Chapter 36:
The Archivist of Lost Eras
Silence fell like ash.
The storm of yarn cascaded gently, unpicking until memory shreds wafted in the breeze. Yusuf lay on the ground, chest heaving, the Codex heavy in his hand. Its radiance had declined, but the pages still trembled with an independent life, the writing squirming across the vellum, reconstituting itself before him.
The faceless child knelt beside him, small hands pressing against his arm where the Harvester's claw had nicked him. Beams of light seeped into the gash, sewing skin with painful precision. Yusuf winced.
"You came so close to losing yourself," the child panted, voice gentle but sharp. "The Codex came so close to claiming you."
Yusuf clenched his teeth and sat up. His body screamed in protest as if it had been rent apart and crudely stitched back together. "I had no other option. It was the only way of keeping them away.".
The battlefield was lost. There remained only a half-world, shattered into drifting slabs of stone and limitless sky. The Harvester had vanished into nonexistence, but its ghost lingered—an echo of hunger eating at the edges of being.
The hooded man, too, was gone. There remained only a single thread where he had stood, white as snow and trembling faintly in the air. Yusuf reached out to stroke it.
The moment his fingers made contact with it, a whisper entered his mind:
"Preservation is death, Yusuf. You cannot save the past—you can only rewrite it."
Yusuf jerked back, acid burning in his throat. The voice was too close, too intimate. It wasn't only the hooded figure's—it had a resonance of his father's voice, the same crisp economy, the same scorn for weakness.
He clenched his fists. "He knows me. He knows my father."
The child tilted his head. "He knows because he has walked where you have walked. He may have been what you are becoming once."
Yusuf's breath burned. "An Archivist?"
The child said nothing. His silence was proof enough.
For a moment, Yusuf heard nothing but the gentle rustling of the Codex's pages. They flipped by themselves, revealing to him fragments of worlds he had touched—Rae's face rendered in shrinking ink, the crumbling riverlands, the sunlit kingdom stuck in its endless day. All of them now carried the mark, the wounds of the Harvester's touch.
He wanted to close it, to shove it shut and leave it that way. But the Codex would not be silenced, pounding like a living heart.
"Today you said it almost consumed me," Yusuf snarled. "What if it does finish it?"
The boy's voice trembled. "Then you will no longer be Yusuf. You will be mere Archivist—the book's capricious wish incarnate."
His gut dropped. He shoved his palms to his face, tugging down hard. The memory of the duel still burned him: the sensation of cradling the Codex, of fighting not as quarry but as with power. And that same power had flipped the line between him and the book.

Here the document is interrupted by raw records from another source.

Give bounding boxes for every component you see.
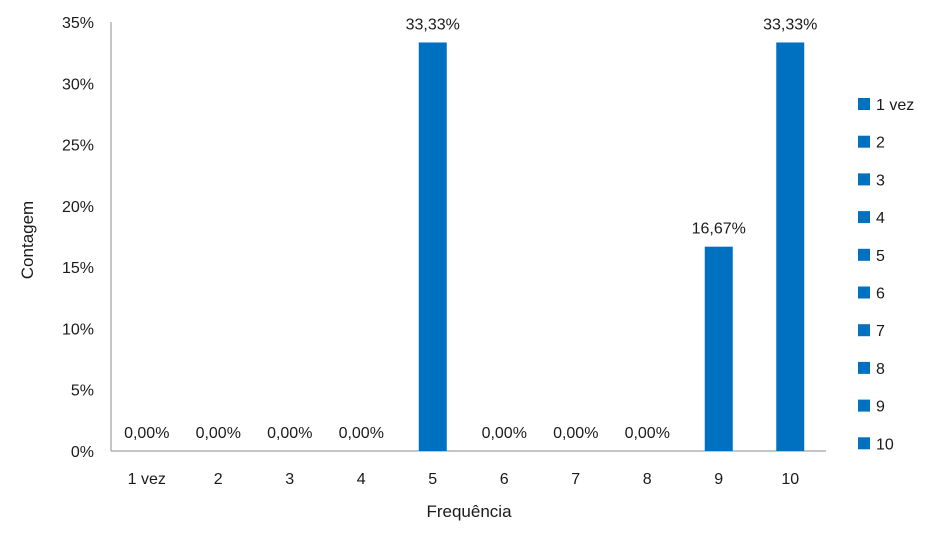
- data-labels: 0,00% 0,00% 0,00% 0,00% 33,33% 0,00% 0,00% 0,00…: [124, 16, 817, 442]
- legend-item: 7: [858, 323, 885, 340]
- y-tick-label: 10%: [62, 321, 94, 338]
- legend-swatch: [858, 135, 870, 148]
- data-label: 0,00%: [124, 425, 169, 442]
- data-label: 33,33%: [406, 16, 460, 33]
- legend-label: 2: [876, 135, 885, 152]
- data-label: 16,67%: [692, 221, 746, 238]
- y-tick-label: 35%: [62, 15, 94, 32]
- data-label: 0,00%: [196, 425, 241, 442]
- x-axis-ticks: 1 vez 2 3 4 5 6 7 8 9 10: [128, 471, 800, 488]
- legend-swatch: [858, 211, 870, 224]
- data-label: 0,00%: [553, 425, 598, 442]
- bar: [418, 42, 447, 452]
- x-axis-title: Frequência: [426, 502, 512, 521]
- legend-swatch: [858, 361, 870, 374]
- x-tick-label: 10: [781, 471, 799, 488]
- bar: [776, 42, 805, 452]
- legend-swatch: [858, 437, 870, 450]
- legend-swatch: [858, 399, 870, 412]
- y-tick-label: 5%: [71, 383, 94, 400]
- legend-item: 3: [858, 172, 885, 189]
- legend-item: 4: [858, 210, 885, 227]
- legend-label: 6: [876, 286, 885, 303]
- legend-label: 4: [876, 210, 885, 227]
- x-tick-label: 3: [285, 471, 294, 488]
- legend-label: 9: [876, 399, 885, 416]
- legend-label: 8: [876, 361, 885, 378]
- x-tick-label: 1 vez: [128, 471, 166, 488]
- y-axis-title: Contagem: [18, 201, 37, 279]
- legend-item: 10: [858, 436, 894, 453]
- legend-label: 7: [876, 323, 885, 340]
- data-label: 0,00%: [339, 425, 384, 442]
- x-tick-label: 9: [714, 471, 723, 488]
- x-tick-label: 2: [214, 471, 223, 488]
- y-tick-label: 0%: [71, 444, 94, 461]
- legend-swatch: [858, 98, 870, 110]
- data-label: 0,00%: [625, 425, 670, 442]
- legend-item: 5: [858, 248, 885, 265]
- y-axis-ticks: 0% 5% 10% 15% 20% 25% 30% 35%: [62, 15, 94, 461]
- legend-label: 5: [876, 248, 885, 265]
- legend-label: 3: [876, 172, 885, 189]
- bar: [704, 246, 733, 451]
- x-tick-label: 8: [643, 471, 652, 488]
- legend-swatch: [858, 173, 870, 186]
- legend-swatch: [858, 248, 870, 261]
- legend-item: 6: [858, 286, 885, 303]
- legend-item: 8: [858, 361, 885, 378]
- x-tick-label: 4: [357, 471, 366, 488]
- legend-item: 1 vez: [858, 97, 914, 114]
- y-tick-label: 15%: [62, 260, 94, 277]
- y-tick-label: 30%: [62, 76, 94, 93]
- legend-swatch: [858, 286, 870, 299]
- legend: 1 vez 2 3 4 5 6 7 8 9 10: [858, 97, 914, 453]
- legend-item: 9: [858, 399, 885, 416]
- y-tick-label: 25%: [62, 138, 94, 155]
- x-tick-label: 7: [571, 471, 580, 488]
- data-label: 0,00%: [267, 425, 312, 442]
- data-label: 0,00%: [482, 425, 527, 442]
- legend-label: 1 vez: [876, 97, 914, 114]
- y-tick-label: 20%: [62, 199, 94, 216]
- legend-swatch: [858, 324, 870, 337]
- legend-label: 10: [876, 436, 894, 453]
- legend-item: 2: [858, 135, 885, 152]
- data-label: 33,33%: [763, 16, 817, 33]
- x-tick-label: 5: [428, 471, 437, 488]
- bars: [418, 42, 805, 452]
- x-tick-label: 6: [500, 471, 509, 488]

He shuddered at the thought.
But there was one truth that cut through the fog: the robed man wasn't just an enemy. He was a warning.
Yusuf planted his feet firmly, wobbling. "Then I can't let him take the lead. If he's encountered my father—if he's walked this path—then he knows what I need to know."
The faceless child looked up at him, their tone soft. "And if those answers kill you?
Yusuf closed the Codex. For once, it let him.
“Then I’ll take that risk.”
He turned toward the edge of the broken world, where threads glowed faintly in the distance like stars in a dark sea. The next path awaited. He didn’t know what world it would open onto, or what enemies lay beyond—but he knew one thing:
This was no longer just about saving memory. It was about surviving it.
The vacant space yawned wide, the hairs tugged tight. Yusuf stepped ahead, and the world broke wide again.